Background: Delays in treatment of in-hospital cardiac arrest (IHCA) events are associated with lower survival and poor neurologic outcomes (1). For ward patients on centralized telemetry, telemetry technicians notify nursing staff of life-threatening arrhythmias immediately so nursing can verify a patient’s clinical status and determine whether code blue activation is necessary. Delays in this verification lead to delays in code activation, which can, in turn, lead to increased morbidity and mortality (2). We sought to assess the impact of a bundled intervention which included empowerment of telemetry technicians to active code blues on IHCA survival.

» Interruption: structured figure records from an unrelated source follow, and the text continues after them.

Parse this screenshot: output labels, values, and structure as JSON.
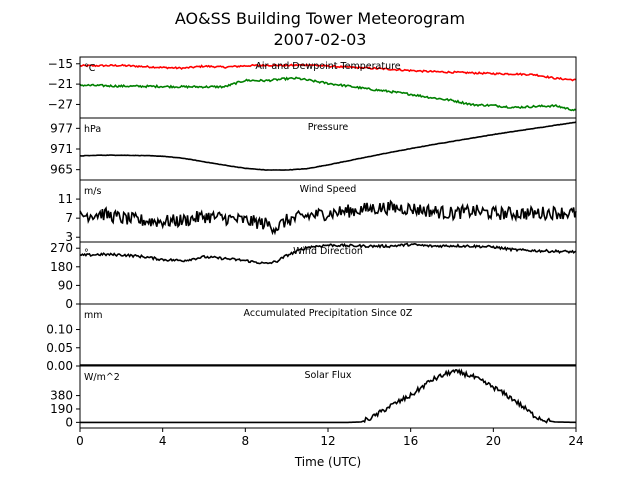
{
  "chart_data": {
    "type": "line",
    "title": "AO&SS Building Tower Meteorogram",
    "subtitle": "2007-02-03",
    "xlabel": "Time (UTC)",
    "xlim": [
      0,
      24
    ],
    "xticks": [
      "0",
      "4",
      "8",
      "12",
      "16",
      "20",
      "24"
    ],
    "panels": [
      {
        "title": "Air and Dewpoint Temperature",
        "unit": "°C",
        "ylim": [
          -31,
          -13
        ],
        "yticks": [
          {
            "v": -15,
            "label": "−15"
          },
          {
            "v": -21,
            "label": "−21"
          },
          {
            "v": -27,
            "label": "−27"
          }
        ],
        "series": [
          {
            "color": "#ff0000",
            "noise": 0.25,
            "x": [
              0,
              2,
              4,
              5,
              6,
              7,
              8,
              9,
              10,
              11,
              12,
              13,
              14,
              15,
              16,
              17,
              18,
              19,
              20,
              21,
              22,
              23,
              24
            ],
            "y": [
              -15.6,
              -15.5,
              -16.1,
              -16.3,
              -15.7,
              -16.0,
              -15.6,
              -15.4,
              -15.5,
              -15.3,
              -15.7,
              -16.0,
              -16.3,
              -16.6,
              -17.0,
              -17.3,
              -17.5,
              -17.7,
              -17.9,
              -18.0,
              -18.2,
              -19.3,
              -19.8
            ]
          },
          {
            "color": "#008000",
            "noise": 0.3,
            "x": [
              0,
              2,
              4,
              5,
              6,
              7,
              7.5,
              8,
              9,
              10,
              10.5,
              11,
              12,
              13,
              14,
              15,
              16,
              17,
              18,
              19,
              20,
              21,
              22,
              23,
              24
            ],
            "y": [
              -21.3,
              -21.6,
              -21.7,
              -21.8,
              -21.8,
              -21.8,
              -20.8,
              -19.9,
              -20.0,
              -19.4,
              -19.3,
              -19.8,
              -20.8,
              -21.6,
              -22.5,
              -23.2,
              -24.0,
              -25.0,
              -25.8,
              -27.1,
              -27.3,
              -27.9,
              -27.6,
              -27.4,
              -28.8
            ]
          }
        ]
      },
      {
        "title": "Pressure",
        "unit": "hPa",
        "ylim": [
          962,
          980
        ],
        "yticks": [
          {
            "v": 977,
            "label": "977"
          },
          {
            "v": 971,
            "label": "971"
          },
          {
            "v": 965,
            "label": "965"
          }
        ],
        "series": [
          {
            "color": "#000000",
            "noise": 0.05,
            "x": [
              0,
              1,
              2,
              3,
              4,
              5,
              6,
              7,
              8,
              9,
              10,
              11,
              12,
              13,
              14,
              15,
              16,
              17,
              18,
              19,
              20,
              21,
              22,
              23,
              24
            ],
            "y": [
              969.0,
              969.2,
              969.2,
              969.1,
              968.9,
              968.3,
              967.3,
              966.3,
              965.4,
              964.9,
              964.9,
              965.3,
              966.4,
              967.6,
              968.8,
              970.0,
              971.1,
              972.2,
              973.2,
              974.2,
              975.2,
              976.1,
              977.0,
              977.9,
              978.8
            ]
          }
        ]
      },
      {
        "title": "Wind Speed",
        "unit": "m/s",
        "ylim": [
          2,
          15
        ],
        "yticks": [
          {
            "v": 11,
            "label": "11"
          },
          {
            "v": 7,
            "label": "7"
          },
          {
            "v": 3,
            "label": "3"
          }
        ],
        "series": [
          {
            "color": "#000000",
            "noise": 1.4,
            "x": [
              0,
              1,
              2,
              3,
              4,
              5,
              6,
              7,
              8,
              9,
              9.5,
              10,
              11,
              12,
              13,
              14,
              15,
              16,
              17,
              18,
              19,
              20,
              21,
              22,
              23,
              24
            ],
            "y": [
              7.5,
              8.0,
              7.0,
              6.5,
              6.3,
              6.5,
              7.4,
              7.0,
              6.5,
              5.8,
              5.0,
              6.5,
              7.5,
              8.0,
              8.5,
              9.0,
              9.2,
              9.0,
              8.5,
              8.0,
              8.5,
              8.0,
              8.0,
              8.0,
              8.2,
              8.0
            ]
          }
        ]
      },
      {
        "title": "Wind Direction",
        "unit": "°",
        "ylim": [
          0,
          300
        ],
        "yticks": [
          {
            "v": 270,
            "label": "270"
          },
          {
            "v": 180,
            "label": "180"
          },
          {
            "v": 90,
            "label": "90"
          },
          {
            "v": 0,
            "label": "0"
          }
        ],
        "series": [
          {
            "color": "#000000",
            "noise": 6,
            "x": [
              0,
              1,
              2,
              3,
              4,
              5,
              6,
              7,
              8,
              9,
              9.5,
              10,
              11,
              12,
              13,
              14,
              15,
              16,
              17,
              18,
              19,
              20,
              21,
              22,
              23,
              24
            ],
            "y": [
              235,
              240,
              238,
              230,
              215,
              210,
              228,
              220,
              210,
              195,
              205,
              235,
              275,
              285,
              282,
              280,
              280,
              288,
              280,
              282,
              280,
              276,
              262,
              258,
              255,
              252
            ]
          }
        ]
      },
      {
        "title": "Accumulated Precipitation Since 0Z",
        "unit": "mm",
        "ylim": [
          0,
          0.17
        ],
        "yticks": [
          {
            "v": 0.1,
            "label": "0.10"
          },
          {
            "v": 0.05,
            "label": "0.05"
          },
          {
            "v": 0.0,
            "label": "0.00"
          }
        ],
        "series": [
          {
            "color": "#000000",
            "noise": 0,
            "x": [
              0,
              24
            ],
            "y": [
              0,
              0
            ]
          }
        ]
      },
      {
        "title": "Solar Flux",
        "unit": "W/m^2",
        "ylim": [
          -80,
          800
        ],
        "yticks": [
          {
            "v": 380,
            "label": "380"
          },
          {
            "v": 190,
            "label": "190"
          },
          {
            "v": 0,
            "label": "0"
          }
        ],
        "series": [
          {
            "color": "#000000",
            "noise": 35,
            "x": [
              0,
              13,
              13.6,
              14.2,
              15,
              16,
              17,
              18,
              18.5,
              19,
              20,
              21,
              22,
              22.5,
              23,
              24
            ],
            "y": [
              0,
              0,
              5,
              80,
              230,
              380,
              600,
              720,
              700,
              650,
              500,
              320,
              90,
              30,
              5,
              0
            ]
          }
        ]
      }
    ]
  }
}
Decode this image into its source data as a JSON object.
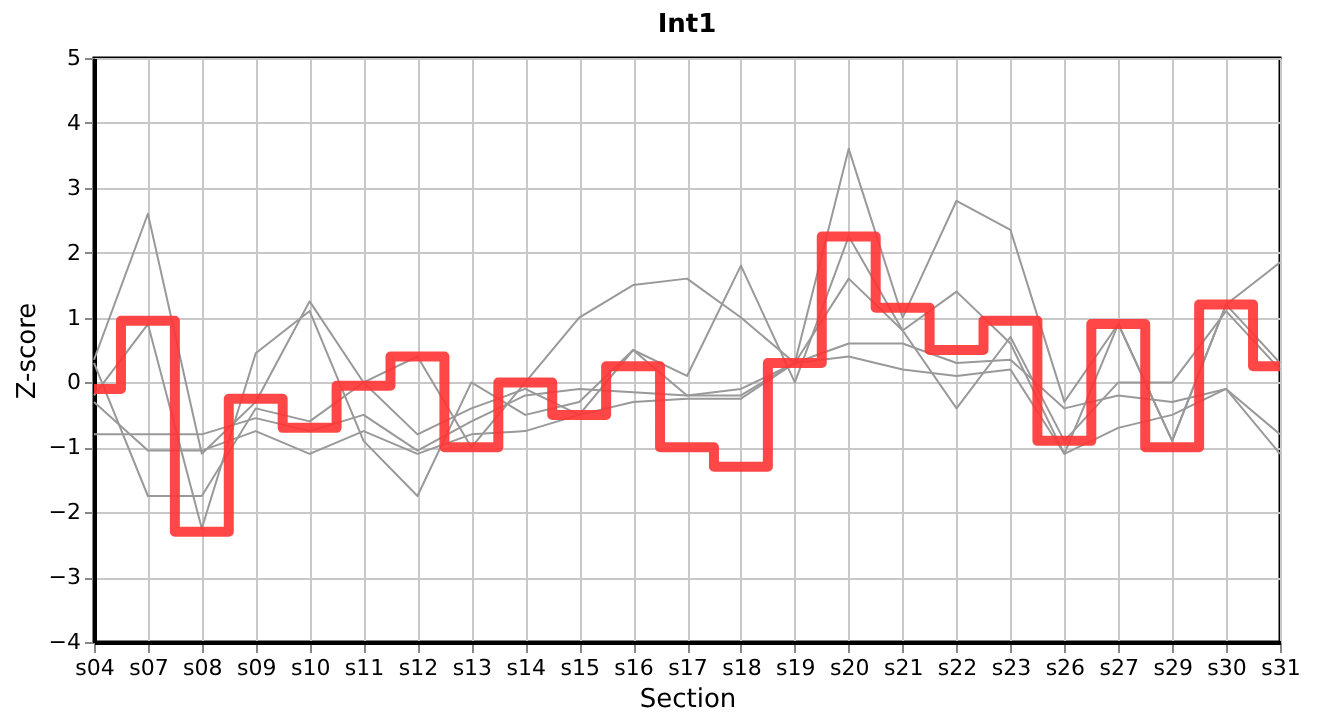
{
  "chart_data": {
    "type": "line",
    "title": "Int1",
    "xlabel": "Section",
    "ylabel": "Z-score",
    "categories": [
      "s04",
      "s07",
      "s08",
      "s09",
      "s10",
      "s11",
      "s12",
      "s13",
      "s14",
      "s15",
      "s16",
      "s17",
      "s18",
      "s19",
      "s20",
      "s21",
      "s22",
      "s23",
      "s26",
      "s27",
      "s29",
      "s30",
      "s31"
    ],
    "series": [
      {
        "color": "#999999",
        "values": [
          0.35,
          2.6,
          -1.1,
          -0.3,
          1.25,
          0.0,
          0.4,
          -1.0,
          0.0,
          1.0,
          1.5,
          1.6,
          1.0,
          0.3,
          3.6,
          1.0,
          2.8,
          2.35,
          -0.3,
          0.9,
          -0.9,
          1.2,
          1.85
        ]
      },
      {
        "color": "#999999",
        "values": [
          -0.2,
          0.9,
          -2.25,
          0.45,
          1.1,
          -0.9,
          -1.75,
          0.0,
          -0.5,
          -0.3,
          0.5,
          0.1,
          1.8,
          0.0,
          2.25,
          0.8,
          1.4,
          0.6,
          -1.1,
          0.9,
          -0.9,
          1.2,
          0.3
        ]
      },
      {
        "color": "#999999",
        "values": [
          0.3,
          -1.75,
          -1.75,
          -0.4,
          -0.6,
          0.0,
          -0.8,
          -0.4,
          -0.1,
          -0.5,
          0.5,
          -0.2,
          -0.1,
          0.3,
          1.6,
          0.8,
          -0.4,
          0.7,
          -0.9,
          0.0,
          0.0,
          1.1,
          0.2
        ]
      },
      {
        "color": "#999999",
        "values": [
          -0.8,
          -0.8,
          -0.8,
          -0.55,
          -0.75,
          -0.5,
          -1.05,
          -0.6,
          -0.2,
          -0.1,
          -0.15,
          -0.2,
          -0.2,
          0.3,
          0.6,
          0.6,
          0.3,
          0.35,
          -0.4,
          -0.2,
          -0.3,
          -0.1,
          -0.8
        ]
      },
      {
        "color": "#999999",
        "values": [
          -0.3,
          -1.05,
          -1.05,
          -0.75,
          -1.1,
          -0.75,
          -1.1,
          -0.8,
          -0.75,
          -0.5,
          -0.3,
          -0.25,
          -0.25,
          0.3,
          0.4,
          0.2,
          0.1,
          0.2,
          -1.1,
          -0.7,
          -0.5,
          -0.1,
          -1.1
        ]
      },
      {
        "type": "step",
        "color": "#ff3333",
        "values": [
          -0.1,
          0.95,
          -2.3,
          -0.25,
          -0.7,
          -0.05,
          0.4,
          -1.0,
          0.0,
          -0.5,
          0.25,
          -1.0,
          -1.3,
          0.3,
          2.25,
          1.15,
          0.5,
          0.95,
          -0.9,
          0.9,
          -1.0,
          1.2,
          0.25
        ]
      }
    ],
    "ylim": [
      -4,
      5
    ],
    "yticks": [
      -4,
      -3,
      -2,
      -1,
      0,
      1,
      2,
      3,
      4,
      5
    ],
    "grid": true
  }
}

Methods: We implemented a quality improvement protocol September 1, 2016 at our 900-bed, urban, academic safety-net hospital which incorporated 1) a telemetry hotline for telemetry technicians to reach nursing unit staff more effectively for critical arrhythmias; 2) an escalation system within the nursing mobile phone system for critical arrhythmia notifications to bump to the charge nurse if not answered within 30 seconds, then to all unit staff if not answered within 30 seconds; and 3) empowerment of telemetry technicians to call code blue directly for the following life-threatening arrhythmias: ventricular fibrillation, sustained ventricular tachycardia > 30 seconds, asystole, or bradycardia < 30 beats/minute. We performed a retrospective pre-post study of all IHCA in patients on centralized telemetry for one year prior to the intervention and three years post intervention to determine if the bundled intervention affected IHCA survival, survival to discharge and inappropriate code activation. Two-sided t-tests were used to compare continuous variables and chi-square tests were used to compare categorical variables. SAS version 9.4 was used for all analyses. P-values of < 0.05 were considered significant. Telemetry technicians were also surveyed about their perceptions of the intervention.

Results: Code survival was 12/20 (60.0%) pre-intervention as compared with 46/55 (83.6%) post bundle implementation (p= 0.03). (Table 2) Survival to discharge was 3/20 (15.0%) pre-intervention compared with 21/55 (38.2%) post-intervention (p= 0.059). See Table 1 for demographics. There was a significant improvement in code survival in VT/VF arrests in floor patients on telemetry (p = 0.035) though no significant change in survival to discharge (p = 0.197). There was a trend towards code survival improvement in patients with bradycardic/PEA events (p = 0.055). There was a trend towards code survival and survival to discharge with bradycardic/VT/VF arrests (p= 0.053 and p= 0.076, respectively). There were no inappropriate code activations post-intervention. Telemetry technician surveys showed a trend in perceived improvement in response time post intervention; actual code response times could not be accurately measured.

Conclusions: Our bundled intervention to expedite telemetry technician communication with bedside nursing staff for critical arrhythmias and empower telemetry technicians to directly call codes for critical arrhythmias showed a significant improvement in code survival in cardiac arrests for ward patients on telemetry and a trend towards improvement in survival to discharge. Importantly, there were no inappropriate code activations by telemetry technicians, highlighting the safety of this intervention.